We know that kinetic energy, $\mathrm{E}=\frac{1}{2}{\mathrm{mv}}^2$

Given that, KE=as²

$\therefore \frac{1}{2}{\mathrm{mv}}^2={\mathrm{as}}^2\text{ or }{\mathrm{v}}^2=\frac{2{\mathrm{as}}^2}{\mathrm{m}}$

Differentiating with respect to time, we get

$\begin{array}{rl}2\mathrm{v}\left(\frac{\mathrm{dv}}{\mathrm{dt}}\right)& =\frac{4\mathrm{a}}{\mathrm{m}}\cdot \mathrm{s}\frac{\mathrm{ds}}{\mathrm{dt}}\\ \mathrm{or} \left(\frac{\mathrm{dv}}{\mathrm{dt}}\right)& =\frac{2\mathrm{as}}{\mathrm{m}}\text{or }{\mathrm{a}}_{\mathrm{t}}=\frac{2\mathrm{as}}{\mathrm{m}} ...\left(1\right)\end{array}$

Now normal acceleration,

${\mathrm{a}}_{\mathrm{n}}=\frac{{\mathrm{V}}^2}{\mathrm{R}}=\frac{2{\mathrm{as}}^2}{\mathrm{mR}}$  …(2)

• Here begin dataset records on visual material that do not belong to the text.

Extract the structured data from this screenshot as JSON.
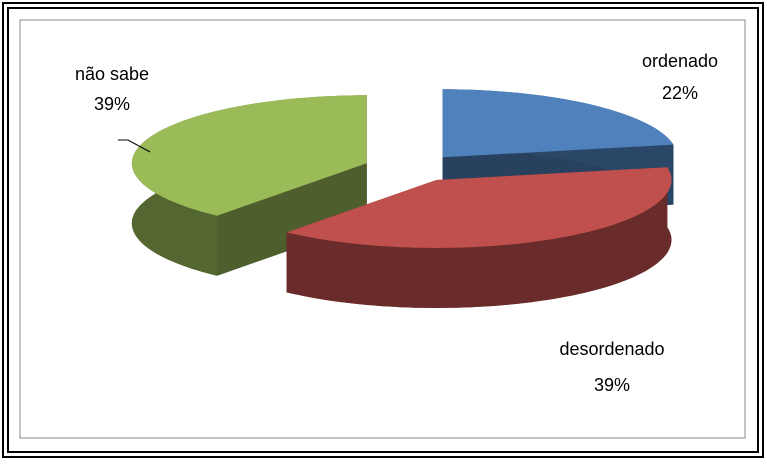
{
  "chart_data": {
    "type": "pie3d",
    "categories": [
      "ordenado",
      "desordenado",
      "não sabe"
    ],
    "values": [
      22,
      39,
      39
    ],
    "value_labels": [
      "22%",
      "39%",
      "39%"
    ],
    "colors": [
      "#4f81bd",
      "#c0504d",
      "#9bbb59"
    ],
    "explode": true
  }
}
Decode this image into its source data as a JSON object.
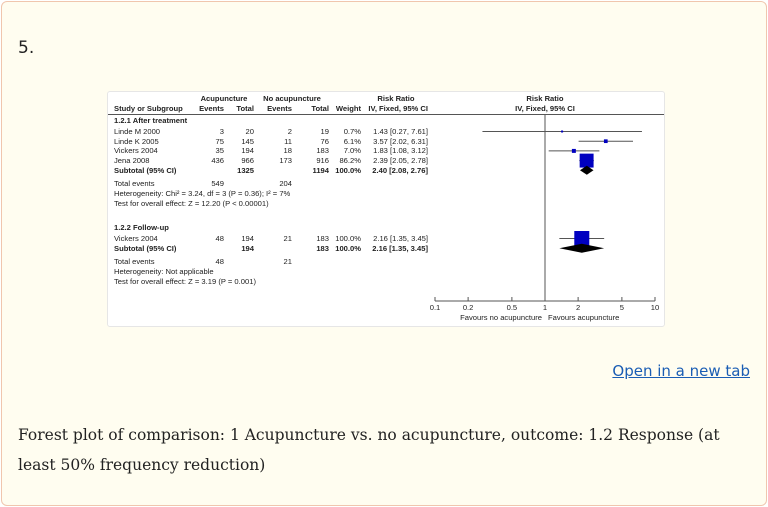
{
  "item_number": "5.",
  "open_link": "Open in a new tab",
  "caption": "Forest plot of comparison: 1 Acupuncture vs. no acupuncture, outcome: 1.2 Response (at least 50% frequency reduction)",
  "colors": {
    "box": "#0000c0",
    "diamond": "#000000",
    "link": "#1a5db4"
  },
  "chart_data": {
    "type": "forest",
    "headers": {
      "group1": "Acupuncture",
      "group2": "No acupuncture",
      "rr": "Risk Ratio",
      "rr_plot": "Risk Ratio",
      "study": "Study or Subgroup",
      "events1": "Events",
      "total1": "Total",
      "events2": "Events",
      "total2": "Total",
      "weight": "Weight",
      "method": "IV, Fixed, 95% CI",
      "method_plot": "IV, Fixed, 95% CI"
    },
    "subgroups": [
      {
        "title": "1.2.1 After treatment",
        "studies": [
          {
            "name": "Linde M 2000",
            "e1": "3",
            "t1": "20",
            "e2": "2",
            "t2": "19",
            "weight": "0.7%",
            "ci_text": "1.43 [0.27, 7.61]",
            "rr": 1.43,
            "lo": 0.27,
            "hi": 7.61,
            "w": 0.7
          },
          {
            "name": "Linde K 2005",
            "e1": "75",
            "t1": "145",
            "e2": "11",
            "t2": "76",
            "weight": "6.1%",
            "ci_text": "3.57 [2.02, 6.31]",
            "rr": 3.57,
            "lo": 2.02,
            "hi": 6.31,
            "w": 6.1
          },
          {
            "name": "Vickers 2004",
            "e1": "35",
            "t1": "194",
            "e2": "18",
            "t2": "183",
            "weight": "7.0%",
            "ci_text": "1.83 [1.08, 3.12]",
            "rr": 1.83,
            "lo": 1.08,
            "hi": 3.12,
            "w": 7.0
          },
          {
            "name": "Jena 2008",
            "e1": "436",
            "t1": "966",
            "e2": "173",
            "t2": "916",
            "weight": "86.2%",
            "ci_text": "2.39 [2.05, 2.78]",
            "rr": 2.39,
            "lo": 2.05,
            "hi": 2.78,
            "w": 86.2
          }
        ],
        "subtotal": {
          "name": "Subtotal (95% CI)",
          "t1": "1325",
          "t2": "1194",
          "weight": "100.0%",
          "ci_text": "2.40 [2.08, 2.76]",
          "rr": 2.4,
          "lo": 2.08,
          "hi": 2.76
        },
        "total_events": {
          "label": "Total events",
          "e1": "549",
          "e2": "204"
        },
        "heterogeneity": "Heterogeneity: Chi² = 3.24, df = 3 (P = 0.36); I² = 7%",
        "overall": "Test for overall effect: Z = 12.20 (P < 0.00001)"
      },
      {
        "title": "1.2.2 Follow-up",
        "studies": [
          {
            "name": "Vickers 2004",
            "e1": "48",
            "t1": "194",
            "e2": "21",
            "t2": "183",
            "weight": "100.0%",
            "ci_text": "2.16 [1.35, 3.45]",
            "rr": 2.16,
            "lo": 1.35,
            "hi": 3.45,
            "w": 100.0
          }
        ],
        "subtotal": {
          "name": "Subtotal (95% CI)",
          "t1": "194",
          "t2": "183",
          "weight": "100.0%",
          "ci_text": "2.16 [1.35, 3.45]",
          "rr": 2.16,
          "lo": 1.35,
          "hi": 3.45
        },
        "total_events": {
          "label": "Total events",
          "e1": "48",
          "e2": "21"
        },
        "heterogeneity": "Heterogeneity: Not applicable",
        "overall": "Test for overall effect: Z = 3.19 (P = 0.001)"
      }
    ],
    "x_scale": "log",
    "xlim": [
      0.1,
      10
    ],
    "x_ticks": [
      "0.1",
      "0.2",
      "0.5",
      "1",
      "2",
      "5",
      "10"
    ],
    "favours_left": "Favours no acupuncture",
    "favours_right": "Favours acupuncture"
  }
}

$\text{Net acceleration}=\mathrm{\alpha }=\sqrt{({\mathrm{a}}_{\mathrm{t}}^2+{\mathrm{a}}_{\mathrm{n}}^2)}$

$\begin{array}{rl}\therefore \mathrm{\alpha }& =\sqrt{\left[{\left(\frac{2\mathrm{as}}{\mathrm{m}}\right)}^2+{\left(\frac{2{\mathrm{as}}^2}{\mathrm{mR}}\right)}^2\right]}\\ & =\frac{2\mathrm{as}}{\mathrm{m}}{\left[1+{\left(\frac{\mathrm{s}}{\mathrm{R}}\right)}^2\right]}^{1/2}\end{array}$

Now $\mathrm{F}=\mathrm{m\alpha }=2\mathrm{as}{\left[1+{\left(\frac{\mathrm{s}}{\mathrm{R}}\right)}^2\right]}^{1/2}$.